Matthew McDonald, nearby resident (public comment)
McDonald’s outcry at a Dec. 10 meeting typified heated public sentiment; trustees had to balance such community anger with counsel warnings about legal exposure, insurance limits and municipal budget constraints.
“We were able to reach a settlement to allow this project to move forward while codifying restrictions on water usage, setbacks, site plans and decommissioning,”
Natalie Ravitz, Related Digital spokesperson
Related Digital framed the agreement as a compromise that secured project advancement and specific protections. Township leaders noted the settlement also yielded $14 million in community funding, which they said could be used for farmland preservation and emergency services.
“Both of [our attorneys] said we were going to lose,”
Jim Marion, Saline Township Supervisor (on legal advice)
Supervisor Marion, the lone board member opposing the settlement, told residents he believed a ballot measure would have defeated the project but accepted legal counsel that the township’s odds in court were poor.
Unconfirmed
- The reported per-acre sale figures ($50,000–$60,000) are estimates referenced by township counsel and residents; exact asking prices or negotiated land sale values were not provided in court filings cited by the township.

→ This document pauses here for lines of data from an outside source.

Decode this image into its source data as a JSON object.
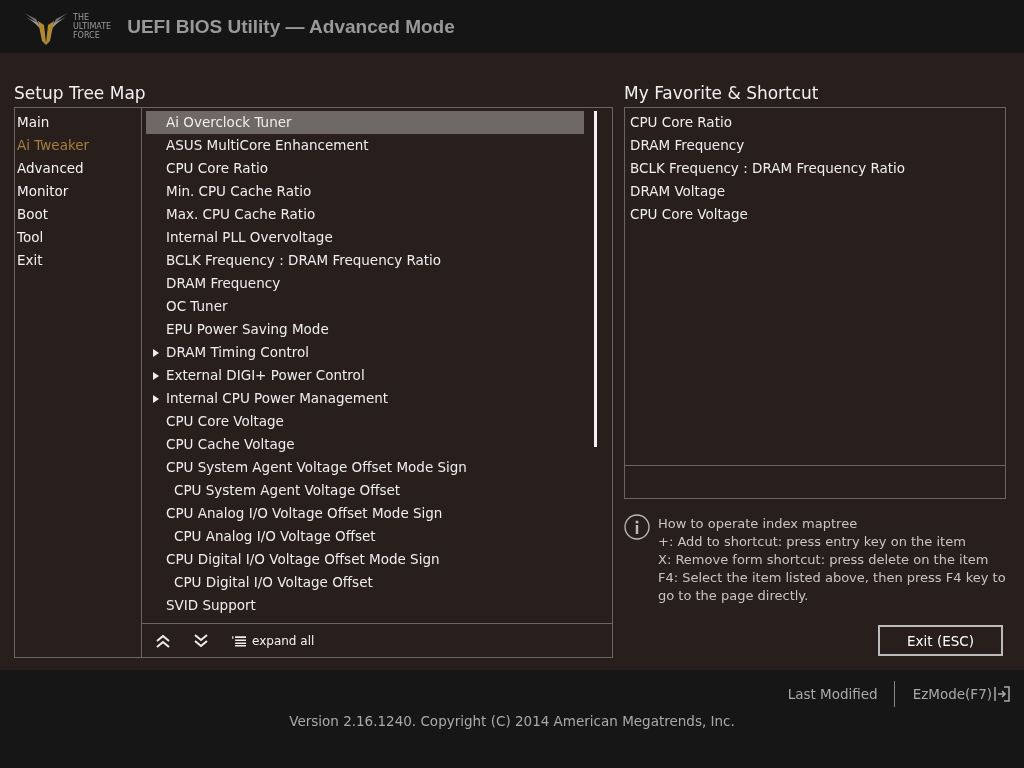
{
  "header": {
    "logo_text": [
      "THE",
      "ULTIMATE",
      "FORCE"
    ],
    "title": "UEFI BIOS Utility — Advanced Mode"
  },
  "setup_tree": {
    "title": "Setup Tree Map",
    "nav": [
      {
        "label": "Main",
        "selected": false
      },
      {
        "label": "Ai Tweaker",
        "selected": true
      },
      {
        "label": "Advanced",
        "selected": false
      },
      {
        "label": "Monitor",
        "selected": false
      },
      {
        "label": "Boot",
        "selected": false
      },
      {
        "label": "Tool",
        "selected": false
      },
      {
        "label": "Exit",
        "selected": false
      }
    ],
    "items": [
      {
        "label": "Ai Overclock Tuner",
        "kind": "item",
        "selected": true
      },
      {
        "label": "ASUS MultiCore Enhancement",
        "kind": "item",
        "selected": false
      },
      {
        "label": "CPU Core Ratio",
        "kind": "item",
        "selected": false
      },
      {
        "label": "Min. CPU Cache Ratio",
        "kind": "item",
        "selected": false
      },
      {
        "label": "Max. CPU Cache Ratio",
        "kind": "item",
        "selected": false
      },
      {
        "label": "Internal PLL Overvoltage",
        "kind": "item",
        "selected": false
      },
      {
        "label": "BCLK Frequency : DRAM Frequency Ratio",
        "kind": "item",
        "selected": false
      },
      {
        "label": "DRAM Frequency",
        "kind": "item",
        "selected": false
      },
      {
        "label": "OC Tuner",
        "kind": "item",
        "selected": false
      },
      {
        "label": "EPU Power Saving Mode",
        "kind": "item",
        "selected": false
      },
      {
        "label": "DRAM Timing Control",
        "kind": "submenu",
        "selected": false
      },
      {
        "label": "External DIGI+ Power Control",
        "kind": "submenu",
        "selected": false
      },
      {
        "label": "Internal CPU Power Management",
        "kind": "submenu",
        "selected": false
      },
      {
        "label": "CPU Core Voltage",
        "kind": "item",
        "selected": false
      },
      {
        "label": "CPU Cache Voltage",
        "kind": "item",
        "selected": false
      },
      {
        "label": "CPU System Agent Voltage Offset Mode Sign",
        "kind": "item",
        "selected": false,
        "children": [
          {
            "label": "CPU System Agent Voltage Offset",
            "selected": false
          }
        ]
      },
      {
        "label": "CPU Analog I/O Voltage Offset Mode Sign",
        "kind": "item",
        "selected": false,
        "children": [
          {
            "label": "CPU Analog I/O Voltage Offset",
            "selected": false
          }
        ]
      },
      {
        "label": "CPU Digital I/O Voltage Offset Mode Sign",
        "kind": "item",
        "selected": false,
        "children": [
          {
            "label": "CPU Digital I/O Voltage Offset",
            "selected": false
          }
        ]
      },
      {
        "label": "SVID Support",
        "kind": "item",
        "selected": false
      }
    ],
    "expand_all": "expand all"
  },
  "favorites": {
    "title": "My Favorite & Shortcut",
    "items": [
      "CPU Core Ratio",
      "DRAM Frequency",
      "BCLK Frequency : DRAM Frequency Ratio",
      "DRAM Voltage",
      "CPU Core Voltage"
    ]
  },
  "help": [
    "How to operate index maptree",
    "+: Add to shortcut: press entry key on the item",
    "X: Remove form shortcut: press delete on the item",
    "F4: Select the item listed above, then press F4 key to go to the page directly."
  ],
  "exit_button": "Exit (ESC)",
  "footer": {
    "last_modified": "Last Modified",
    "ez_mode": "EzMode(F7)",
    "copyright": "Version 2.16.1240. Copyright (C) 2014 American Megatrends, Inc."
  }
}
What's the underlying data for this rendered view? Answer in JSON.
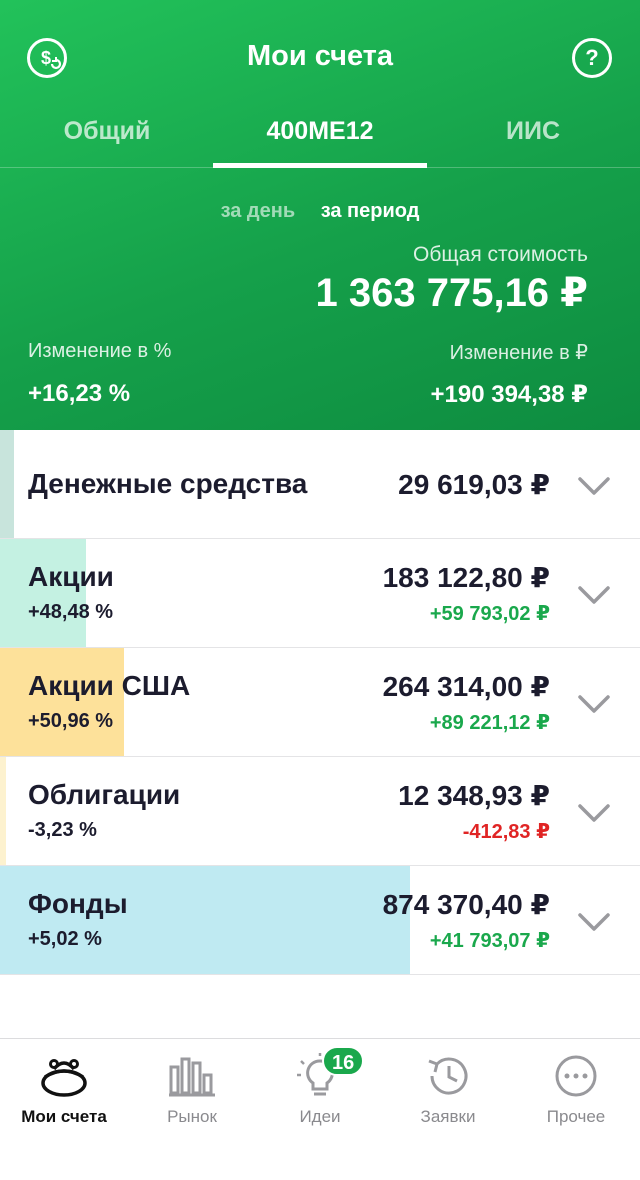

- Whether property owners could have partnered with a university or nonprofit to avoid local controls remains a theoretical risk noted by officials but not proven in public records disclosed to date.
- The full scope of future decommissioning costs and enforceability of water-usage limits under the settlement will depend on the specific consent-judgment language and any subsequent compliance reviews.
Bottom Line
The Saline Township settlement illustrates the difficult trade-offs small municipalities face when large infrastructure proposals bump against local plans and limited fiscal capacity. Trustees chose a negotiated path that delivers immediate funds and written protections but also concedes project approval, provoking strong community backlash and political fallout.
Legally and financially, the move reduced the township’s exposure to uncertain, potentially large damage awards that officials warned could have overwhelmed municipal finances. For residents opposed to the data center, the episode may shift focus to election campaigns, legal challenges from intervenors, and scrutiny of settlement enforcement in the months ahead.